This page describes the components in the RapidMiner Server High Availability setup.
RapidMiner Server nodes
For high availability, you need at least two RapidMiner Server nodes. Each node of RapidMiner Server is completely independent. There is no need for cross-node communication.
Job Agent nodes
Job Agent nodes run the processes that have been submitted to the RapidMiner Server cluster. For high availability, you need to make sure that at least two Job Agents point to each queue, so that if one Job Agent breaks down, the jobs on the queue can be picked up by another Job Agent.
The load balancer acts as a link between users and the RapidMiner Server cluster. All requests to RapidMiner Server go through the load balancer; it decides which RapidMiner Server node will respond to each particular request. Users can contact the cluster through RapidMiner Studio, the RapidMiner Server's web UI, BI applications, etc. The load balancer is completely transparent for the user and for client applications. A configuration with sticky sessions is required. Any third-party load balancer that supports sticky sessions is compatible.
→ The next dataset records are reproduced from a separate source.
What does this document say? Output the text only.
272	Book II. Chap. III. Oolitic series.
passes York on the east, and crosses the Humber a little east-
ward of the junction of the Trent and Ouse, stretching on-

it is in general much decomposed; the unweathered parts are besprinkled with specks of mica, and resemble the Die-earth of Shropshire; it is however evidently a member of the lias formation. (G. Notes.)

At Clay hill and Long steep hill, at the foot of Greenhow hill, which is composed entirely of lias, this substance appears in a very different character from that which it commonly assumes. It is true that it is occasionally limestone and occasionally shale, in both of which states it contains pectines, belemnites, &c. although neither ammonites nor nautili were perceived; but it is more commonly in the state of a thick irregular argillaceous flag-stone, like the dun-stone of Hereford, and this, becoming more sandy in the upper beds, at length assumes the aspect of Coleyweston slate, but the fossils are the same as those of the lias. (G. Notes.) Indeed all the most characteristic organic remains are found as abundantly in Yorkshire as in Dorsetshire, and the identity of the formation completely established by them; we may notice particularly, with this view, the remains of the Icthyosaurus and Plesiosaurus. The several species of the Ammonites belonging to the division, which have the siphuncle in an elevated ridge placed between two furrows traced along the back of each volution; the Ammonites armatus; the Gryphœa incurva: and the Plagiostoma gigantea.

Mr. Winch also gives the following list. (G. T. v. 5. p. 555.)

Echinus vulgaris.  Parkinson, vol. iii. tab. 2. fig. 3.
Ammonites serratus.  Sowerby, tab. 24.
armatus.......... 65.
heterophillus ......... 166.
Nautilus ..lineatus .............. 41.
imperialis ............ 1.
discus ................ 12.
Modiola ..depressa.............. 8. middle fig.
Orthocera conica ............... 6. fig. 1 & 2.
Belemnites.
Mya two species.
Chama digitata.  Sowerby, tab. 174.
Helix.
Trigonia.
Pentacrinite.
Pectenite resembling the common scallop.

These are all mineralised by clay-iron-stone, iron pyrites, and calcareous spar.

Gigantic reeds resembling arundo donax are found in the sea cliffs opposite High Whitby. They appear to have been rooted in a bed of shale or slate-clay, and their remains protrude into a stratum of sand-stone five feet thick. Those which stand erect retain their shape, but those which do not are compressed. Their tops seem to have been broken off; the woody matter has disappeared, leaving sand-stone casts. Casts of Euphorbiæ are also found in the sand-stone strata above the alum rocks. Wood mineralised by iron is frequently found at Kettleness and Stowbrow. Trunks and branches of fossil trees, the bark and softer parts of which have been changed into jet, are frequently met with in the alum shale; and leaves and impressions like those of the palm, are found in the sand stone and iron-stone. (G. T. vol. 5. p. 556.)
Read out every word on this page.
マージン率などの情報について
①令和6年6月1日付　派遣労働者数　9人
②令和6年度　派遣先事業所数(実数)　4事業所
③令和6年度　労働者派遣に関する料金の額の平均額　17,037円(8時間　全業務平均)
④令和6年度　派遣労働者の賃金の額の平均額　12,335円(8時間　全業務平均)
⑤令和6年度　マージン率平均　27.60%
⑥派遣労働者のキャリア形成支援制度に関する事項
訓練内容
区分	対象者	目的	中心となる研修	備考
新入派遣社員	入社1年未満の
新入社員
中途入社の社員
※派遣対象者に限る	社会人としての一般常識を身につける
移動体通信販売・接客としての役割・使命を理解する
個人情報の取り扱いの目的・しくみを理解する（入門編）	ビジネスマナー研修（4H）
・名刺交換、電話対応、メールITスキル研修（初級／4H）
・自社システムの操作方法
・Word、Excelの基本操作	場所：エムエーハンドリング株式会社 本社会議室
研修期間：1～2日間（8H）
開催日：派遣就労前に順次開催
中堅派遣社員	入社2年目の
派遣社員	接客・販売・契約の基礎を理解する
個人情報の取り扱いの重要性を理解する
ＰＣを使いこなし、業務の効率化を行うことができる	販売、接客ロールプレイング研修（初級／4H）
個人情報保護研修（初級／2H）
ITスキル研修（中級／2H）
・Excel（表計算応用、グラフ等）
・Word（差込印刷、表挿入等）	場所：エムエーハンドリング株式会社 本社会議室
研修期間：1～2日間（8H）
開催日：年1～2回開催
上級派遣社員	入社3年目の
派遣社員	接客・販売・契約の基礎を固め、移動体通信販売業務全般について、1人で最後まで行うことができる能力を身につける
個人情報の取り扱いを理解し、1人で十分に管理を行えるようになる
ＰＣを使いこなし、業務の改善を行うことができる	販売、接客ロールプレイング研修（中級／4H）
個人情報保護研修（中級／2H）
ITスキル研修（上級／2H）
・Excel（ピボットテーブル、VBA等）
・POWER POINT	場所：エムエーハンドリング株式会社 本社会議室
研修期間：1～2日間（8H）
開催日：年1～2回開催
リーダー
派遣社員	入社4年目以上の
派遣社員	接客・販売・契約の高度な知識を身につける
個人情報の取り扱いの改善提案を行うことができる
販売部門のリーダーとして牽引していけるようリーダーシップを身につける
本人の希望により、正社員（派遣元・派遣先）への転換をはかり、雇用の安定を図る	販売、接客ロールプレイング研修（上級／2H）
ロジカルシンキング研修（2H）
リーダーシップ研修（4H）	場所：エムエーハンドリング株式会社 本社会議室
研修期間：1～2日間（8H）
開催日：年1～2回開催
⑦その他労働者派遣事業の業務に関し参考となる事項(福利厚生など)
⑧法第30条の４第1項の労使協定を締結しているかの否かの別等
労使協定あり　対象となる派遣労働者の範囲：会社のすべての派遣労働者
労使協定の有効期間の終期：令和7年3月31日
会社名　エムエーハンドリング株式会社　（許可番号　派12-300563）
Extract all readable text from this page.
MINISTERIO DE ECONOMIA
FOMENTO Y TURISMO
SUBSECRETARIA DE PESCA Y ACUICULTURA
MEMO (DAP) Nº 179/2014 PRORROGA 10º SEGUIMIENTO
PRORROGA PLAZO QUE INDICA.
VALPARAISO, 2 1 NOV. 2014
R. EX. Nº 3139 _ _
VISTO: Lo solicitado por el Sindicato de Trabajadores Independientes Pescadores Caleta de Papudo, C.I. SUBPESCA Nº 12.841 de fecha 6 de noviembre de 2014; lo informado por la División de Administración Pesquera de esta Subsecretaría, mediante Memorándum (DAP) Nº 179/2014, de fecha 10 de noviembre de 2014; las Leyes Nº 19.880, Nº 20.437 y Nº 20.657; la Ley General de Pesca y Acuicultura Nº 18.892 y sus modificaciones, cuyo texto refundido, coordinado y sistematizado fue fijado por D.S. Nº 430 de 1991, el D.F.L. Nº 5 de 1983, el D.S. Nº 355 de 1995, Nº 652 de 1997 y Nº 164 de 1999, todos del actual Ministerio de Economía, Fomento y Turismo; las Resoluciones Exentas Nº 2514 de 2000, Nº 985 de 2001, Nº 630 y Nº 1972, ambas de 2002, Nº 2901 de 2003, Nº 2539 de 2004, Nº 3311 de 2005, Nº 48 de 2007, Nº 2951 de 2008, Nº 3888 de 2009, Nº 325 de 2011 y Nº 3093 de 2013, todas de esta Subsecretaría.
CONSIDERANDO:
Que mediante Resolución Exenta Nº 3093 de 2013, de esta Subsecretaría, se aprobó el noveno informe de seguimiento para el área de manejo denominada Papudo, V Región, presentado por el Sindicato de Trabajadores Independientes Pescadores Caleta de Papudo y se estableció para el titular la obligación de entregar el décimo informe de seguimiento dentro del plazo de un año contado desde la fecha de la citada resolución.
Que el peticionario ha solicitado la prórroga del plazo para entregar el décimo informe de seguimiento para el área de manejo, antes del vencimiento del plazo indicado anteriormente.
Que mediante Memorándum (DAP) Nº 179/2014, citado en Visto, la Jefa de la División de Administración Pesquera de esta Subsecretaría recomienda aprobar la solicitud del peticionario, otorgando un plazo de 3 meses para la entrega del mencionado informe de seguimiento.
A shared database is a requirement, because it stores Repository metadata, user management settings, and other configuration. The database should be configured for high availability to prevent it from becoming a single point of failure.
Shared file system
A high-performance shared file system (like NFS) is a requirement, because the Repository and additional configuration is stored in the RapidMiner Server home directory. It too should be configured for high availability.